Ideas in science emerge most readily when some part of the world is studied for its own sake. They follow from thorough, well-organized knowledge of all that is known or can be imagined of real entities and processes within that fragment of existence. When something new is encountered, the follow-up steps usually require mathematical and statistical methods to move the analysis forward.

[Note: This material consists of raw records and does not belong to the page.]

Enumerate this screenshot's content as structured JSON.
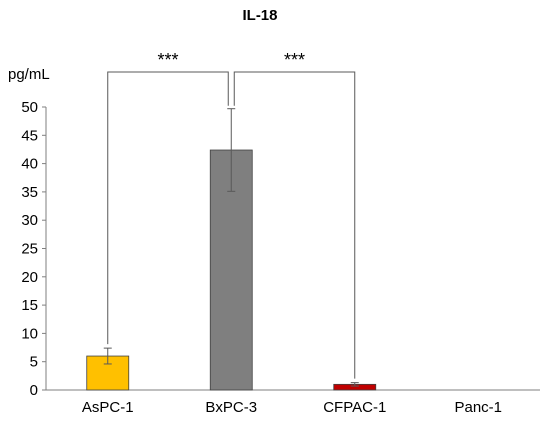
{
  "chart_data": {
    "type": "bar",
    "title": "IL-18",
    "ylabel": "pg/mL",
    "xlabel": "",
    "categories": [
      "AsPC-1",
      "BxPC-3",
      "CFPAC-1",
      "Panc-1"
    ],
    "values": [
      6.0,
      42.4,
      1.0,
      0.0
    ],
    "errors": [
      1.4,
      7.3,
      0.3,
      0.0
    ],
    "colors": [
      "#FFC000",
      "#7F7F7F",
      "#C00000",
      "#FFFFFF"
    ],
    "ylim": [
      0,
      50
    ],
    "yticks": [
      0,
      5,
      10,
      15,
      20,
      25,
      30,
      35,
      40,
      45,
      50
    ],
    "grid": false,
    "legend": "none",
    "significance": [
      {
        "from": "AsPC-1",
        "to": "BxPC-3",
        "label": "***"
      },
      {
        "from": "BxPC-3",
        "to": "CFPAC-1",
        "label": "***"
      }
    ]
  }
}
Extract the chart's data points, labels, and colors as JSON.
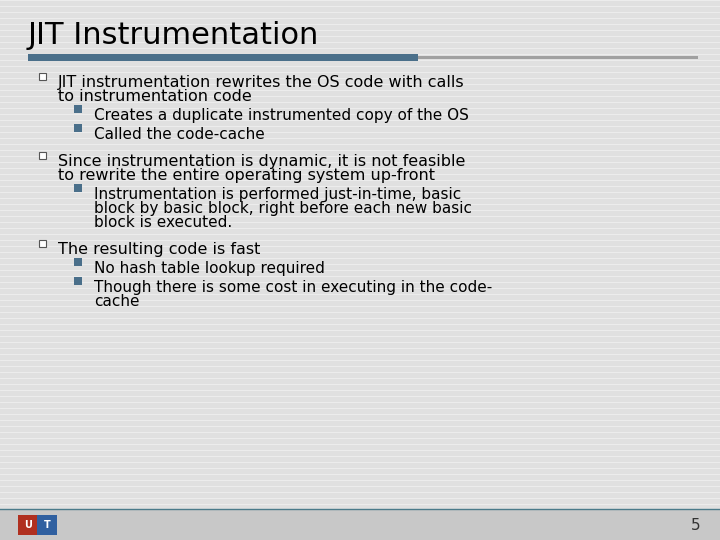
{
  "title": "JIT Instrumentation",
  "title_fontsize": 22,
  "title_color": "#000000",
  "background_color": "#e0e0e0",
  "header_bar_color1": "#4a6f8a",
  "bullet_square_color": "#4a6f8a",
  "page_number": "5",
  "items": [
    {
      "level": 1,
      "lines": [
        "JIT instrumentation rewrites the OS code with calls",
        "to instrumentation code"
      ],
      "fontsize": 11.5
    },
    {
      "level": 2,
      "lines": [
        "Creates a duplicate instrumented copy of the OS"
      ],
      "fontsize": 11
    },
    {
      "level": 2,
      "lines": [
        "Called the code-cache"
      ],
      "fontsize": 11
    },
    {
      "level": 1,
      "lines": [
        "Since instrumentation is dynamic, it is not feasible",
        "to rewrite the entire operating system up-front"
      ],
      "fontsize": 11.5
    },
    {
      "level": 2,
      "lines": [
        "Instrumentation is performed just-in-time, basic",
        "block by basic block, right before each new basic",
        "block is executed."
      ],
      "fontsize": 11
    },
    {
      "level": 1,
      "lines": [
        "The resulting code is fast"
      ],
      "fontsize": 11.5
    },
    {
      "level": 2,
      "lines": [
        "No hash table lookup required"
      ],
      "fontsize": 11
    },
    {
      "level": 2,
      "lines": [
        "Though there is some cost in executing in the code-",
        "cache"
      ],
      "fontsize": 11
    }
  ],
  "logo_bg_left": "#b03020",
  "logo_bg_right": "#3060a0"
}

If that step proves too technically difficult for the person who made the discovery, a mathematician or statistician can be added as a collaborator.
Over the years, I have co-written many papers with mathematicians and statisticians, so I can offer the following principle with confidence. Call it Wilson's Principle No. 1: It is far easier for scientists to acquire needed collaboration from mathematicians and statisticians than it is for mathematicians and statisticians to find scientists able to make use of their equations.
If your level of mathematical competence is low, plan to raise it, but meanwhile, know that you can do outstanding scientific work with what you have.
For aspiring scientists, a key first step is to find a subject that interests them deeply and focus on it. In doing so, they should keep in mind Wilson's Principle No. 2: For every scientist, there exists a discipline for which his or her level of mathematical competence is enough to achieve excellence.
--Dr. Wilson is a professor emeritus at Harvard University. His many books include "On Human Nature" and "The Social Conquest of Earth." This piece is adapted from his new book "Letters to a Young Scientist" (Liveright).